As part of the scheme, Catlett and Cullum supplied clients with copies of stock certificates to assure the clients of the legitimacy of their investment in the tax shelter, or to be shown to the IRS as proof of their investment in the event of an audit. Catlett and Cullum also provided clients with fraudulent IRS forms on which were reported the clients’ portions of fictitious business losses incurred by the tax shelter entities. Catlett instructed Cullum and Unterreiner to prepare client tax returns by first determining each client’s tax without the tax shelter loss and then adding to the return a fictitious loss from a tax shelter entity that was large enough to reduce to zero the client’s tax due. From November 2002 to September 2004, while incarcerated, Catlett instructed Cullum and Unterreiner on how to prepare false tax returns.

As a result of the scheme, approximately 275 tax returns were filed with the IRS which reported $22,009,021 in bogus Schedule E losses, which resulted in a tax loss to the United States of $3,810,244.

Catlett faces a maximum sentence of five years in prison for conspiracy to defraud the IRS; three years in prison on each of 10 counts of assisting in the preparation of false tax documents; and three years in prison for obstructing Internal Revenue laws. U.S. District Judge Roger W. Titus scheduled sentencing for February 17, 2011 at 9:00 a.m.

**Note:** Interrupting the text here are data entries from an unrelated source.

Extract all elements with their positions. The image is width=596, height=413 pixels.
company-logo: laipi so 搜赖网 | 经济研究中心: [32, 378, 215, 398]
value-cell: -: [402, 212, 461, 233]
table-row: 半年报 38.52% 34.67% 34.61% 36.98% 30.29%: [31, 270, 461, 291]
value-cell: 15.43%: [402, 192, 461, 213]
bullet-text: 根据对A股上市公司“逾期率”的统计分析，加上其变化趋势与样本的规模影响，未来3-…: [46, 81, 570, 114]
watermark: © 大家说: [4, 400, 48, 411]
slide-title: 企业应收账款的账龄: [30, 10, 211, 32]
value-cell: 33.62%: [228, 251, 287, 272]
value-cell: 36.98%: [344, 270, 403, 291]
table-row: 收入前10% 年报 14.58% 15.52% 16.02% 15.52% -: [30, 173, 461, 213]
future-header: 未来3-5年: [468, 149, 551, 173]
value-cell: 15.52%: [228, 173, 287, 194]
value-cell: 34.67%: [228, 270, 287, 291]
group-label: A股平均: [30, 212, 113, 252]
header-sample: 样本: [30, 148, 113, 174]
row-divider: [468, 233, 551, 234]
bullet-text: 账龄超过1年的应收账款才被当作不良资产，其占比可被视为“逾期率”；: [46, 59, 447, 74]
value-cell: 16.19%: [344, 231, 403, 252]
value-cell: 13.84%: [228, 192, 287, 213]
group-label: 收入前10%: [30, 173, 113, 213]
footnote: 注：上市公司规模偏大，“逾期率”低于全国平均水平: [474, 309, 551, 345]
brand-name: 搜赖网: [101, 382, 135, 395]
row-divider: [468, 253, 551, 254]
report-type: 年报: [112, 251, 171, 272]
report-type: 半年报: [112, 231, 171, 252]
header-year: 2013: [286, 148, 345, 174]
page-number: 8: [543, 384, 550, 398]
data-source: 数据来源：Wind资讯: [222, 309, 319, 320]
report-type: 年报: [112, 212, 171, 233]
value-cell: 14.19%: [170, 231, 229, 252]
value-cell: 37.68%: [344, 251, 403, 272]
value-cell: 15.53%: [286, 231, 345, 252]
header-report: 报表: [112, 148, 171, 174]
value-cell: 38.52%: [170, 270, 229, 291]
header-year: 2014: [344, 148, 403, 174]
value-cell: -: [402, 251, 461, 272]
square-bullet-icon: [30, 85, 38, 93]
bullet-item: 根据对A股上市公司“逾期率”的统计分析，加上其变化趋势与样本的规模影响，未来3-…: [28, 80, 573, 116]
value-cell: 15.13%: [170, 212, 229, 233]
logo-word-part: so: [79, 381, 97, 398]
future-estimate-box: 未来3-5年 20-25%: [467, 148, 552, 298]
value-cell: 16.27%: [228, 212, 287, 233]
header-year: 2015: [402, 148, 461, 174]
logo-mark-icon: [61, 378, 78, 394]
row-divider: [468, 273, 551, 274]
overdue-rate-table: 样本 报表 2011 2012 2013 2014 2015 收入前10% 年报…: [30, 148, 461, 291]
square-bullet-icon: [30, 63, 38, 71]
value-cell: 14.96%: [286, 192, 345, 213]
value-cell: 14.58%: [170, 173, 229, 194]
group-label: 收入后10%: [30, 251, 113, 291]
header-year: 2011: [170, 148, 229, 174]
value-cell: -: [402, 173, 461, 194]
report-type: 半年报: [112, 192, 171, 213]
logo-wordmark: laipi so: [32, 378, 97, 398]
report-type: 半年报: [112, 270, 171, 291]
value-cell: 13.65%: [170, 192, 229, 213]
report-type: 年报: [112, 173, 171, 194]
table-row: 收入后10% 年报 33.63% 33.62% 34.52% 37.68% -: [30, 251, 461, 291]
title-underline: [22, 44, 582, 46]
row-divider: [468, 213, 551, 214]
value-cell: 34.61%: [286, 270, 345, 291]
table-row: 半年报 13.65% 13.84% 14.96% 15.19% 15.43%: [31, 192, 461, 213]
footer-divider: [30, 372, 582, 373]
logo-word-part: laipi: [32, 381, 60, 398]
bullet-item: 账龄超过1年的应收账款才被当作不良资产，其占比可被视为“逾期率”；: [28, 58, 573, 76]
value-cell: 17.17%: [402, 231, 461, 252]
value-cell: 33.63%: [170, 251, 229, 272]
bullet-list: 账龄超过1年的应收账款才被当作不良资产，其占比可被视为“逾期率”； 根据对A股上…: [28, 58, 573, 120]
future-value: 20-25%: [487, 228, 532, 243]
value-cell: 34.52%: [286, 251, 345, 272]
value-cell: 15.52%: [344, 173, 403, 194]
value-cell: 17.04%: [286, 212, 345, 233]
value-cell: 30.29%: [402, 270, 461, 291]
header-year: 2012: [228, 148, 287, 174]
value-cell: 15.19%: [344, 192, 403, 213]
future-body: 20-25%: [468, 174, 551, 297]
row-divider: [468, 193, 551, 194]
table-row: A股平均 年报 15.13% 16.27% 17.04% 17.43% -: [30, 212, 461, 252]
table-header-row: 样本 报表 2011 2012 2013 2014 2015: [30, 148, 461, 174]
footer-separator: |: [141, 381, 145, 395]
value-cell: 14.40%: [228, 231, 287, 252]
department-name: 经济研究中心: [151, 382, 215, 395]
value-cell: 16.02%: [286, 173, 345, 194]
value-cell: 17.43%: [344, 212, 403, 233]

Maryland residents Walter Cullum, Jr., age 37, of Columbia; Mark E. Hunt, age 45, of Baltimore; and James Unterreiner II, age 34, of Bowie previously pleaded guilty to their participation in the tax evasion scheme and are scheduled to be sentenced on November 17, 2010; January 24, 2011; and December 20, 2010, respectively.

United States Attorney Rod J. Rosenstein praised the IRS and TIGTA for their investigative work, and thanked Assistant United States Attorney Gregory Bockin and Trial Attorney Shawn T. Noud of the Department of Justice Tax Division, who are prosecuting the case.